И вот, год за годом, две тюрьмы живут вместе. Каждая тюрьма служит тюрьмой для другой тюрьмы. Каждая тюрьма сидит в тюрьме другой тюрьмы. Их решетки сплелись и теперь настолько неотделимы, что уже невозможно понять, кто узник, а кто тюремщик. Они к этому привыкли, их несвобода им нравится, обоих это устраивает. Но приходит минута, и одна из тюрем умирает.

Умершая тюрьма больше неподвластна страху одиночества – она ведь умерла, и вместе с ней умерли все ее страхи. Поэтому вторая тюрьма теперь свободна. Но как это – быть свободной? Она не умеет, она не привыкла, ей страшно. И она сидит на полу, забившись в угол, и плачет – горько, как ребенок, у которого умерла мама.

Жаль, что мне открылось это понимание только после того, как доктор Циммерманн подарил мне свой взгляд на мир. А проросло оно во мне намного позже – только после того, как умер я. Если бы я оказался способен воспринять все это раньше, я, возможно, смог бы как-то помочь Гюнтеру, и тогда он не умер бы так скоропостижно – мало кто умирает скоропостижно, если ему хочется жить. Гюнтеру уж точно не хотелось.

Сейчас живой и тяжеловесный Гюнтер стоял рядом с этой сухой седой старушкой и с неудовольствием смотрел на меня. Его руки были уже в перчатках. Я поспешно шел по залу, надевая перчатки на ходу.

– Чего смотришь? – огрызнулся я. – Скоро и тебя сюда прикатят.

Вдвоем мы легко подняли старушку за руки и за ноги и переложили на стол.

– Над стариками смеяться некрасиво, – обиженно сказал Гюнтер. – Я продал себя ради науки.

– Ага, – сказал я. – А вовсе не ради денег и экономии на похоронах.

– Ты всегда злой, – сказал Гюнтер, вытирая пот. – Ты не устал так жить?

Стол обступили студенты в белых халатах. Перед ними стоял профессор со скальпелем в руке. Я оказался в гуще студентов и, раз уж так получилось, стал тянуть шею, пытаясь увидеть что-то впереди.

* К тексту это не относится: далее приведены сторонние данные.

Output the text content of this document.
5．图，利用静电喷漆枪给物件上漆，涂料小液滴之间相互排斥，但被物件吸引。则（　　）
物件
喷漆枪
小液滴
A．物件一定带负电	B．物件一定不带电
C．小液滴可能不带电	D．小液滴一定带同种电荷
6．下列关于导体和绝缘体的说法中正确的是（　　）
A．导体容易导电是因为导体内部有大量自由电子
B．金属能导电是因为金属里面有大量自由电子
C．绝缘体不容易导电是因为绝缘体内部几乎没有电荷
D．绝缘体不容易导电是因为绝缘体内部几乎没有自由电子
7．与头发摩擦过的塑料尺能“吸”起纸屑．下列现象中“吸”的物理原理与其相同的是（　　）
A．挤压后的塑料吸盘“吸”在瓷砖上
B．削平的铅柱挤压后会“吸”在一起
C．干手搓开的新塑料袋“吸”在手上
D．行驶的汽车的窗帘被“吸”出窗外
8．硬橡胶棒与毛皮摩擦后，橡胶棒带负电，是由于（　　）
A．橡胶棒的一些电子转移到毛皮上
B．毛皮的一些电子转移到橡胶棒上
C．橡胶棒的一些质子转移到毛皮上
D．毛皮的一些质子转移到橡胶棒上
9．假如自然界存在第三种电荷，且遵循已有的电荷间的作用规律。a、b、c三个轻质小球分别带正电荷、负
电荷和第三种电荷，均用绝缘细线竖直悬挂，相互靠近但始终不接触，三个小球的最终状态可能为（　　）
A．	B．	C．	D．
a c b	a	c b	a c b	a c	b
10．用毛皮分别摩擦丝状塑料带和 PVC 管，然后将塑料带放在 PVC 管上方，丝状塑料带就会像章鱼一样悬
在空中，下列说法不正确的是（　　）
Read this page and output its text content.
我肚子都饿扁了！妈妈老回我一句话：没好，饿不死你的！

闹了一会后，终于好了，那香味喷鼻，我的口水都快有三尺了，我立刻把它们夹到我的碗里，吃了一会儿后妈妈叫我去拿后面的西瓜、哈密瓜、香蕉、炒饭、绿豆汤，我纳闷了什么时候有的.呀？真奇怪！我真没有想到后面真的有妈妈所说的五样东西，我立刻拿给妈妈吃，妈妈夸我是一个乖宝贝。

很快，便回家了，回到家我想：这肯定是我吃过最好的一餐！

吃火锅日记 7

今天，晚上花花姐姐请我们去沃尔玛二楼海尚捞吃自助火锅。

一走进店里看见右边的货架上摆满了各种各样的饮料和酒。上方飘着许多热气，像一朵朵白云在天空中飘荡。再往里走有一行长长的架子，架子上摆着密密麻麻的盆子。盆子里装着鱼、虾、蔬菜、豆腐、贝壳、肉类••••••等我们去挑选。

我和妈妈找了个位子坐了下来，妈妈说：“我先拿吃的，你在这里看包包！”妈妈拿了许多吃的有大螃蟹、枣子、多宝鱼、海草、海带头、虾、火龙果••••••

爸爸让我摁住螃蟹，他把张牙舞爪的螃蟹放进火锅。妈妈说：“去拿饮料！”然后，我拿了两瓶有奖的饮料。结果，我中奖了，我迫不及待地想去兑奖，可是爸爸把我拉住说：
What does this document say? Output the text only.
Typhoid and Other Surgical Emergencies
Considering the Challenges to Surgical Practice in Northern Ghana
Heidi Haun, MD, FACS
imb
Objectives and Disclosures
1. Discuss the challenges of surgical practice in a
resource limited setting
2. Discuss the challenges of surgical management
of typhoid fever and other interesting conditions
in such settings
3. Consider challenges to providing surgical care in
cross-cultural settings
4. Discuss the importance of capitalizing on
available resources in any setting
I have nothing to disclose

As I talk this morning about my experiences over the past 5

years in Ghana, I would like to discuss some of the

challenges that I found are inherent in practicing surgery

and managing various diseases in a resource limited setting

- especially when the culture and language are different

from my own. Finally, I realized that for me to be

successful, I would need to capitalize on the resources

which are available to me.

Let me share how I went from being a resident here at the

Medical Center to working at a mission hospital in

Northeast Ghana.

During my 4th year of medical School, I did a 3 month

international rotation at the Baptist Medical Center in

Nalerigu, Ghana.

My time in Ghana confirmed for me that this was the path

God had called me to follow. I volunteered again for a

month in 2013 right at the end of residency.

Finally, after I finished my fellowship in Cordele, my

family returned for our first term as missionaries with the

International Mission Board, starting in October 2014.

Плечо высокого студента мешало мне, но я не мог попросить его отодвинуться – он заплатил за учебу, а я нет.

Гюнтер, заметив, что я не ухожу, задержался в дверях:

– Пойдем отдохнем, чего там смотреть?

– Ты что, голая старуха, самый шик, – сказал я.

Укоризненно покачав головой, Гюнтер ушел. Высокий студент обернулся и посмотрел на меня со сдержанным негодованием. Я виновато опустил глаза.